Song by Elvis Presley

from the EP Love Me Tender
- Language: English
- Released: 1956
- Recorded: 1956
- Studio: 20th Century Fox, Hollywood
- Genre: Country; rockabilly;
- Length: 2:21
- Label: RCA Victor
- Songwriters: Ken Darby (principal songwriter); Elvis Presley (credited); Vera Matson (credited);
- Producer: Lionel Newman

= We're Gonna Move =

"We're Gonna Move" is a song by Elvis Presley. The song is credited to Elvis Presley and Vera Matson, the wife of Ken Darby, the principal writer, published by Elvis Presley Music. The song was featured in the 20th Century Fox movie Love Me Tender and was released as an RCA Victor EP in 1956.

==Background==
"We're Gonna Move" was recorded on August 24, 1956.

"We're Gonna Move" appeared in the 1956 movie Love Me Tender. The song was released on an RCA Victor EP from the movie, Love Me Tender, EPA-4006, which also included the title track, "Poor Boy", and "Let Me".

The recording appeared on the 1959 compilation album A Date with Elvis.

Adriano Celentano recorded the song in 1973 and released it as a 45 single. G.I. Blues, Kent Lundberg EP-Band & Quartet, Long Chris, and Charlie und Co. have also recorded the song.

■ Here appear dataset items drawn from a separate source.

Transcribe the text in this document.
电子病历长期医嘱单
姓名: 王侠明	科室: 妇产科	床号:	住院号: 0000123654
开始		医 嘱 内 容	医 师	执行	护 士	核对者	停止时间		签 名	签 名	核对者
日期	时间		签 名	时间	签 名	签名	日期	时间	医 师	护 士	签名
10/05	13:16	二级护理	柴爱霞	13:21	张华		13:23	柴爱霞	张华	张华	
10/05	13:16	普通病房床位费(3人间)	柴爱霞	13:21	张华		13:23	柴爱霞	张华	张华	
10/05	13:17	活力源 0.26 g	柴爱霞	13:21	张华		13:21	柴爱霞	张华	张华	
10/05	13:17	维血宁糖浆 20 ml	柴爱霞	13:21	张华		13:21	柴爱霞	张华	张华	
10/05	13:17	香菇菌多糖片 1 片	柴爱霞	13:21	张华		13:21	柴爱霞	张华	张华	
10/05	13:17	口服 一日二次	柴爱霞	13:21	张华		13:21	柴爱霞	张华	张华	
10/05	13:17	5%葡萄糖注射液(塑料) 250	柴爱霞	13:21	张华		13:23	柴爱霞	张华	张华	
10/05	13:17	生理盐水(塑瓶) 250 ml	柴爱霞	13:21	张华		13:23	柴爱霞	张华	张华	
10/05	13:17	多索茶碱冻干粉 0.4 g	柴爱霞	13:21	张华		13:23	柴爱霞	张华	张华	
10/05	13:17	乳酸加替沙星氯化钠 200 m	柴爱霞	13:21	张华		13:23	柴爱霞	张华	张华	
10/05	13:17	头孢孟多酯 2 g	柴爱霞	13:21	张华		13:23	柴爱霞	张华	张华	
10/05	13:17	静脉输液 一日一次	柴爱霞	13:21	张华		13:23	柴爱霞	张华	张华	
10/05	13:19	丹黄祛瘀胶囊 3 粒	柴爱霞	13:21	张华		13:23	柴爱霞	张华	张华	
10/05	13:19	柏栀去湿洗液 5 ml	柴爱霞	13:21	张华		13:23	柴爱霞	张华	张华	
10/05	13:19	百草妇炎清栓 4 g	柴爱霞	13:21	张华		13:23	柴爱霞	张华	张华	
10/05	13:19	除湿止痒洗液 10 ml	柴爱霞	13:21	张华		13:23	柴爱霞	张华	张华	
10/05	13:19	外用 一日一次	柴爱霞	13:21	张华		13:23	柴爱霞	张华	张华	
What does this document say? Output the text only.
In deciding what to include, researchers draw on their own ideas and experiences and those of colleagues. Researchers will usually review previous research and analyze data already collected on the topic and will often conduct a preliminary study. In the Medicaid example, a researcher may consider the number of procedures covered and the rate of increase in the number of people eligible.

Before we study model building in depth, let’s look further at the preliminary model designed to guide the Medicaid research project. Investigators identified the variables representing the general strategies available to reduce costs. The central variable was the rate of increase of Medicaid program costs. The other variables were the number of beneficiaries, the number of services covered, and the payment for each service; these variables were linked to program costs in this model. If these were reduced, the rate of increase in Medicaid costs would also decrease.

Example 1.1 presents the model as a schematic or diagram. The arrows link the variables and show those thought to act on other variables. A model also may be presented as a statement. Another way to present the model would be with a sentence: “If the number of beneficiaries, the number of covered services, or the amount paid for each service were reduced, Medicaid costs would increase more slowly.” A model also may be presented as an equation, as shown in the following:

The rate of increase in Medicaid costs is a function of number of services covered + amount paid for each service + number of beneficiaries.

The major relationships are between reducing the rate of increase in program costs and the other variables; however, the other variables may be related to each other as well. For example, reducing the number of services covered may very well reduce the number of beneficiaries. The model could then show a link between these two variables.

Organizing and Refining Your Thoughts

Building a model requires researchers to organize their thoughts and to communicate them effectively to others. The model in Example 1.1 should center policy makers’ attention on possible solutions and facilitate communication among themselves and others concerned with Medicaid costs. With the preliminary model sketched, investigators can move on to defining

A lyric from the song has been cited as the inspiration for the Beatles' "Fixing a Hole" from Sgt. Pepper's Lonely Hearts Club Band.

==Soundtrack==

1956 sheet music.

Instead of a full long-playing album soundtrack, for Love Me Tender the four songs appearing in the film were released as an extended-play, seven-inch 45 RPM record on RCA Records, Love Me Tender, catalog EPA 4006, during November 1956. The EP was certified Platinum by the RIAA. The EP reached No. 10 on the Billboard EP chart, and No. 22 on the Billboard 200 album chart. It peaked at No. 9 on Top Pop Albums chart with sales of over 600,000, as well as making it to No. 35 on the singles chart. The four EP soundtrack songs were recorded at 20th Century Fox's Stage One in Hollywood, at three sessions on August 24, September 4, and October 1, 1956.

==Personnel==
- Elvis Presley – vocals
- Vito Mumolo – lead acoustic guitar
- Luther Rountree – rhythm acoustic guitar
- Dom Frontieri – accordion
- Mike "Myer" Rubin – double bass
- Richard Cornell – drums
- Rad Robinson – backing vocals
- Jon Dodson – backing vocals
- Charles Prescott -backing vocals

==Sources==
- Guralnick, Peter. Last Train to Memphis: The Rise of Elvis Presley. Little, Brown; 1994. ISBN 0-316-33225-9.
- Guralnick, Peter. Careless Love: The Unmaking of Elvis Presley. Back Bay Books; 1999. ISBN 0-316-33297-6.
- Guralnick, Peter; Jorgensen, Ernst. Elvis Day by Day: The Definitive Record of His Life and Music. Ballantine; 1999. ISBN 0-345-42089-6.
- Hopkins, Jerry. Elvis—The Biography. Plexus; 2007. ISBN 0-85965-391-9.
- Jorgensen, Ernst. Elvis Presley—A Life in Music: The Complete Recording Sessions. St Martin's Press; 1998. ISBN 0-312-18572-3.